Abomino e repudio tudo que foi dito por Silveira contra o STF, mas sei por experiência própria que os constituintes originais, ao redigirem nossa Carta Magna, nos anos de 1987 e 1988, jamais imaginaram a utilização de prisão, ainda mais em flagrante, como remédio para ações e atitudes como aquelas perpetradas pelo deputado.

Não argumentei sobre os citados crimes, aos quais não pode ser atribuída prisão em flagrante, nem coloquei em discussão o fato de o dito infrator ter prerrogativas constitucionais de imunidade parlamentar, o que lhe dá o direito à livre manifestação de opiniões e pensamentos no exercício de seu mandato eletivo e não pode ser usada como salvo conduto. Resolvi não bater cabeça, e apenas tentei analisar os fatos, como sempre procuro fazer, sem interesse político, coloração partidária e viés ideológico, calçado no bom senso e respaldado na insofismável coerência.

Em minha modesta opinião, o STF não poderia ter mandado prender o meliante. Fazendo isso extrapolou suas prerrogativas, e agindo assim deu legitimidade ao discurso tóxico e nocivo daquele que até então era o agente dos crimes.

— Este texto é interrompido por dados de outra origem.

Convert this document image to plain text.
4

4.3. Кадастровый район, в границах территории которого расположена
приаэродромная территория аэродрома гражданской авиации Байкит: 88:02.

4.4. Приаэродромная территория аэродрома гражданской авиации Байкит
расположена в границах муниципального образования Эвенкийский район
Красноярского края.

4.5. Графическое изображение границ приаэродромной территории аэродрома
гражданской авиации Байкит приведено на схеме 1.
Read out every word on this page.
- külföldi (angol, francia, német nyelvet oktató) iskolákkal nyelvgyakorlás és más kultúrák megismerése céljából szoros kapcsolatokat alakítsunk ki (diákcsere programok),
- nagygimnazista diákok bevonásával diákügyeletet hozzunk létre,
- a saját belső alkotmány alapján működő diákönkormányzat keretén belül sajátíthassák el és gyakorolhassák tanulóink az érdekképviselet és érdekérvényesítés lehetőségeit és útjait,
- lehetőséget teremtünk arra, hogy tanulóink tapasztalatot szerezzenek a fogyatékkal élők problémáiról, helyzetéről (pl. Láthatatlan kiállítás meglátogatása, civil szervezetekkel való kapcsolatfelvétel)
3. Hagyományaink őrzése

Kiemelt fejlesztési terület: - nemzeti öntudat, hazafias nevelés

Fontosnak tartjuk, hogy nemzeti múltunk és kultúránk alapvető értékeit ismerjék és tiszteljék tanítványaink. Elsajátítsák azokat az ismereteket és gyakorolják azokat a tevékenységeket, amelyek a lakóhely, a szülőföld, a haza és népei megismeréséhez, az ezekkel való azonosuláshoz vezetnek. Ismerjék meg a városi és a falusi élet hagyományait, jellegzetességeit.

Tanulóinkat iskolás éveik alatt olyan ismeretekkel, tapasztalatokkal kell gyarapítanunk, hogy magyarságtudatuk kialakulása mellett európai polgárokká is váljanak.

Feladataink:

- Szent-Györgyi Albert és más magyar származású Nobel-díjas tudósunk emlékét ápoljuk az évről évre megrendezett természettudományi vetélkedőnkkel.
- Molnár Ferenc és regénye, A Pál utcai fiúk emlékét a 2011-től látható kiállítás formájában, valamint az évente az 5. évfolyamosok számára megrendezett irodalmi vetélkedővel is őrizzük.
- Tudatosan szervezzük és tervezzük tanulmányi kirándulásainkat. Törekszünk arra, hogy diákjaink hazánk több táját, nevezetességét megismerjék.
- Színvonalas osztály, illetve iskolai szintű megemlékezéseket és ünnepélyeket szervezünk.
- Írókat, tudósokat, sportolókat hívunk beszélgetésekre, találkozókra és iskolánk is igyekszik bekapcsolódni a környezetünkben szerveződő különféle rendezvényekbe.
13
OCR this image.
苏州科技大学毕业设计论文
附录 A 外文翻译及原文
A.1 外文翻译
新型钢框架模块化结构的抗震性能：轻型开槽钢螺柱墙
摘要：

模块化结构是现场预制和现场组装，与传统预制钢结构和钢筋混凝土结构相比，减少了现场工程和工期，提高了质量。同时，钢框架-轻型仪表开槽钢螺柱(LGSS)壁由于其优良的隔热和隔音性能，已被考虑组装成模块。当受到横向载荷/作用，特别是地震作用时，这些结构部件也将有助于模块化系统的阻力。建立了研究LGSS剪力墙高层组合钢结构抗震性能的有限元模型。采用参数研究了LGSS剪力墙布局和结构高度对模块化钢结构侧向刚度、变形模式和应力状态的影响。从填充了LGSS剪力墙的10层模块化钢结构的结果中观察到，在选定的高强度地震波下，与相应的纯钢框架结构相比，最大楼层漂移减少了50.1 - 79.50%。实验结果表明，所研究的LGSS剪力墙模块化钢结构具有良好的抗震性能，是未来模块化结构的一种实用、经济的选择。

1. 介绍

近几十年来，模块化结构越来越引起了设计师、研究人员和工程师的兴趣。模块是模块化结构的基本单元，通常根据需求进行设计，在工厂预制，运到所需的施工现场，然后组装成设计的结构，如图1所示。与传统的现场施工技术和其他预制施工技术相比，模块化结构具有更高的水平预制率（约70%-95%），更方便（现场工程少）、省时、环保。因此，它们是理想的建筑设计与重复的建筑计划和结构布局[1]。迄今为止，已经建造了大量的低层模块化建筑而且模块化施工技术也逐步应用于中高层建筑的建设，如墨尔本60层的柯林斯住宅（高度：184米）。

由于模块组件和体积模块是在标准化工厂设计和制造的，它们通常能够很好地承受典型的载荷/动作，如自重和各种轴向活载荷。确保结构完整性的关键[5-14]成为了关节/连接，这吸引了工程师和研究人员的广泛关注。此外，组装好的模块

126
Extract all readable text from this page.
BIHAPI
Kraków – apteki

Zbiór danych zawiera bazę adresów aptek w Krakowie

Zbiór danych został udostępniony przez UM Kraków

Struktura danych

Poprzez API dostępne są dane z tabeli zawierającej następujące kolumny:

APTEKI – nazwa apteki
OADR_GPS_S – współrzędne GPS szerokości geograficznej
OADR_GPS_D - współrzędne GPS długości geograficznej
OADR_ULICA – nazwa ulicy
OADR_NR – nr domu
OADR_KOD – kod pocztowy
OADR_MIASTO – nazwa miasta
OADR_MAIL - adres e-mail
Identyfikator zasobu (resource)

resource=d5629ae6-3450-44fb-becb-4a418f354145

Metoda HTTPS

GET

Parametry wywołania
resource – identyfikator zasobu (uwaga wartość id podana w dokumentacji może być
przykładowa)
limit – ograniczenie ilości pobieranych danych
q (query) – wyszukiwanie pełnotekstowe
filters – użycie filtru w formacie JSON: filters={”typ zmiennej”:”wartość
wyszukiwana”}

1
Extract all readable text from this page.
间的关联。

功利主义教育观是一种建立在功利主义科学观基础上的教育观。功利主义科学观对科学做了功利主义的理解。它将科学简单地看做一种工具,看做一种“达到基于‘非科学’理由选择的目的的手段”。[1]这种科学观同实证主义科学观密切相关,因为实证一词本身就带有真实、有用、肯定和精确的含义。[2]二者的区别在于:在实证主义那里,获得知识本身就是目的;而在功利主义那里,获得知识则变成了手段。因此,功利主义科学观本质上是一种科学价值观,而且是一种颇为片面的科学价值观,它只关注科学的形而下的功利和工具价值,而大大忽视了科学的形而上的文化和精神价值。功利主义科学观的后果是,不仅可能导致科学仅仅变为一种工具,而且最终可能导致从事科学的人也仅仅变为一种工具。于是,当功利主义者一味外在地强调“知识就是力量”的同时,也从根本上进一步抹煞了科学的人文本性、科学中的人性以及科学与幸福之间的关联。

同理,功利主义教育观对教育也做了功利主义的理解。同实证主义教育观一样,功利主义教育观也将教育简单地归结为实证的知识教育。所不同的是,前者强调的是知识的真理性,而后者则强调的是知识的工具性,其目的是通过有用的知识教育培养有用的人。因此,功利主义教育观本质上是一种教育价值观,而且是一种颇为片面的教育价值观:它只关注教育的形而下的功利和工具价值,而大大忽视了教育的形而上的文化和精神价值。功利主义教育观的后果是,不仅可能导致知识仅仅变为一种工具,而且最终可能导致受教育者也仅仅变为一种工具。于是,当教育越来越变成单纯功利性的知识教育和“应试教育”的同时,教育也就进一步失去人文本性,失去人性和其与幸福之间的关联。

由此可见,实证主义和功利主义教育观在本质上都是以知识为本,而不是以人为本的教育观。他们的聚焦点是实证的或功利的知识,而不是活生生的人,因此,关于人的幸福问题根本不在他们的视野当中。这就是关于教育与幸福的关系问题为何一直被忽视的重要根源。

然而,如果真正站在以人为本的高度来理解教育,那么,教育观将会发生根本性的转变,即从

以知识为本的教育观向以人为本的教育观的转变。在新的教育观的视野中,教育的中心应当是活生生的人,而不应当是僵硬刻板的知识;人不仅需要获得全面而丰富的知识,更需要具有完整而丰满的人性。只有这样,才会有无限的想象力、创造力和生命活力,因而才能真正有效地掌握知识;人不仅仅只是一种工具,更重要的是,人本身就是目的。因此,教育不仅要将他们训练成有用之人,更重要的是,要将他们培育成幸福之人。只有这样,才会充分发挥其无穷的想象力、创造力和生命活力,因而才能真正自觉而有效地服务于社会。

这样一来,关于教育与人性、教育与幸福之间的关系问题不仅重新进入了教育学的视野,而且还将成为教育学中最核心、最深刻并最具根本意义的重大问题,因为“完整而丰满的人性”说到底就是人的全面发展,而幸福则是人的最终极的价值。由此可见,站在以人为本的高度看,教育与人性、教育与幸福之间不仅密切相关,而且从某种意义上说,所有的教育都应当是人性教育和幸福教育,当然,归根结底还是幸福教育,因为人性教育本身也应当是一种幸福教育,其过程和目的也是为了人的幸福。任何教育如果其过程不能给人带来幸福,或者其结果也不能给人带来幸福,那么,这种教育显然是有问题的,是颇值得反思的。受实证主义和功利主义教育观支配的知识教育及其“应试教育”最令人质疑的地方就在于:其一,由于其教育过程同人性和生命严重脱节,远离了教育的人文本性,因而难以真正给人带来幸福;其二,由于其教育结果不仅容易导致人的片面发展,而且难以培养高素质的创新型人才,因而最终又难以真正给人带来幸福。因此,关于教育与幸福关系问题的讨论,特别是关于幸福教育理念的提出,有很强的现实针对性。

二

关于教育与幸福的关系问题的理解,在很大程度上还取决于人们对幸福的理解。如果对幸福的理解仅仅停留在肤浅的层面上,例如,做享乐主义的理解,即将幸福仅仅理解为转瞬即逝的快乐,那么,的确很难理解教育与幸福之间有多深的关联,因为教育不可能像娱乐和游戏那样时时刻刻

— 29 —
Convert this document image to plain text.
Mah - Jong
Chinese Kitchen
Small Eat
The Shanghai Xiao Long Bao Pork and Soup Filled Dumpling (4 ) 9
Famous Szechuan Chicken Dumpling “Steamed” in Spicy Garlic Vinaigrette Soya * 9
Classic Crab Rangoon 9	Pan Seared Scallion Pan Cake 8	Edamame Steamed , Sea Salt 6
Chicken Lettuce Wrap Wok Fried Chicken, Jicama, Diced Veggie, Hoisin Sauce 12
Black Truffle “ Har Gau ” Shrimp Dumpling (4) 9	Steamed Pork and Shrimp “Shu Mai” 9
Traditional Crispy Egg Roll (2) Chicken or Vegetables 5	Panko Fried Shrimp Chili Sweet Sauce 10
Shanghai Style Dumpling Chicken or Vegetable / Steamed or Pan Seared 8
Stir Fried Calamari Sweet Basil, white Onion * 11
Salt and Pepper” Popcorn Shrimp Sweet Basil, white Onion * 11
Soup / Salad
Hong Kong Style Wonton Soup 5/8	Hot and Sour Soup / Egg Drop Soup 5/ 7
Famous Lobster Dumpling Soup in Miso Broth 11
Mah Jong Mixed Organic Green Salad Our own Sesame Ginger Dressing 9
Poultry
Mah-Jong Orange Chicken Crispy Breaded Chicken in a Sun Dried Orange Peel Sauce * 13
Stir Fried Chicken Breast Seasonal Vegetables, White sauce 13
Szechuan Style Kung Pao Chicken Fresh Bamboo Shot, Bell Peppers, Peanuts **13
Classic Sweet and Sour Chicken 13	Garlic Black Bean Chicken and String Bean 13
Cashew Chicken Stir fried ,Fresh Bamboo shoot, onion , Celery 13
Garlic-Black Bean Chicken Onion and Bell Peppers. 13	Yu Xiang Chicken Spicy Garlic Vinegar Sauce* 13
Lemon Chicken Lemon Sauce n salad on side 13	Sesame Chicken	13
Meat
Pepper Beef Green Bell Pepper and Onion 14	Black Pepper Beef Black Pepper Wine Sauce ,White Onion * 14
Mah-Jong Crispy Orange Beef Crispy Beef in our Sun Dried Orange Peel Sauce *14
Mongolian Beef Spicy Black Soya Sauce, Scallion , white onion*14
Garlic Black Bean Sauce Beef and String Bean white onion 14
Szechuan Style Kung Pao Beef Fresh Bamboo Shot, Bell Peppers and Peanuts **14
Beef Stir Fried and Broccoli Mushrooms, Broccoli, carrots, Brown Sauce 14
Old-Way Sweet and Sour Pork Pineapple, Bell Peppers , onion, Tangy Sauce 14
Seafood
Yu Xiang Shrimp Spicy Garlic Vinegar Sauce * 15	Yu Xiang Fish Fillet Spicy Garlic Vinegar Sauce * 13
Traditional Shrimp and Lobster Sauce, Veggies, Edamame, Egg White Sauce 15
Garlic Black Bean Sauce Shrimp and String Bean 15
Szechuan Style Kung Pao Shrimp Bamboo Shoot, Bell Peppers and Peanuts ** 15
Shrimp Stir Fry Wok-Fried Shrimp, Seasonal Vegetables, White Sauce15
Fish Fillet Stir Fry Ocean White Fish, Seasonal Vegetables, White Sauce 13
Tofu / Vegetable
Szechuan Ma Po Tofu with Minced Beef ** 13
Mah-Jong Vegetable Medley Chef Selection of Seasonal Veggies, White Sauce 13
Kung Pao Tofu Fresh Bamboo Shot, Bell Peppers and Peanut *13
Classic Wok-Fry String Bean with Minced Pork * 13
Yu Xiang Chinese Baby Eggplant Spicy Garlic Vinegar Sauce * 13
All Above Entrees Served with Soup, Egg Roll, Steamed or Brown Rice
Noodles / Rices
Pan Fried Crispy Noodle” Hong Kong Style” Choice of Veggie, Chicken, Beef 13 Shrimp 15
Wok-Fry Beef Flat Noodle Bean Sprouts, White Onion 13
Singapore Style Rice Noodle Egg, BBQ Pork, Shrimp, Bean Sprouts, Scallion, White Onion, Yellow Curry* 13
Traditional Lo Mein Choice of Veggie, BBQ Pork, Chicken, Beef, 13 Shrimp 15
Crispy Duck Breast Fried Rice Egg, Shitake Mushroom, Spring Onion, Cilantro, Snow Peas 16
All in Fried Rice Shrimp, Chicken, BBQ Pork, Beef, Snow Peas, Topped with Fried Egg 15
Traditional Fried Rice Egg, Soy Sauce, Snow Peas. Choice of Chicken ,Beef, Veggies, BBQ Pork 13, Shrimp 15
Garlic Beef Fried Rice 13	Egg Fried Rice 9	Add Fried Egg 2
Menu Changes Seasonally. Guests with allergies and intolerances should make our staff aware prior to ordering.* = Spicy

Novamente, em minha modesta opinião, agindo como o fez, o STF, passou do polo de ofendido e atacado para o polo de infrator da Constituição da República Federativa do Brasil, a mesma a qual ele é o guardião e intérprete supremo.

Em meio a toda essa situação, lembrei de um exemplo que um colega meu de turma, do curso de Direito, certa vez deu, sobre impossibilidade material do crime. Ao invés de dar o exemplo clássico de matar um cadáver, ele todo gabola, disse que não poderia ser configurado crime de ameaça de morte, a bravata de um sujeito cego e desprovido de mãos, que vociferava dizendo que iria dar um tiro no meio da testa de um desafeto seu. Ainda assim houve quem discordasse dele!…

Dito isso, fico imaginando o imbecil do deputado Daniel Silveira obrigando o alto comando do Exército brasileiro, formado por homens corretos e de bem, a colocarem os tanques nas ruas e subverter nossa ordem democrática. Existe quem acredita que isso pode acontecer, da mesma forma que há quem acredite em Currupira e Saci Pererê.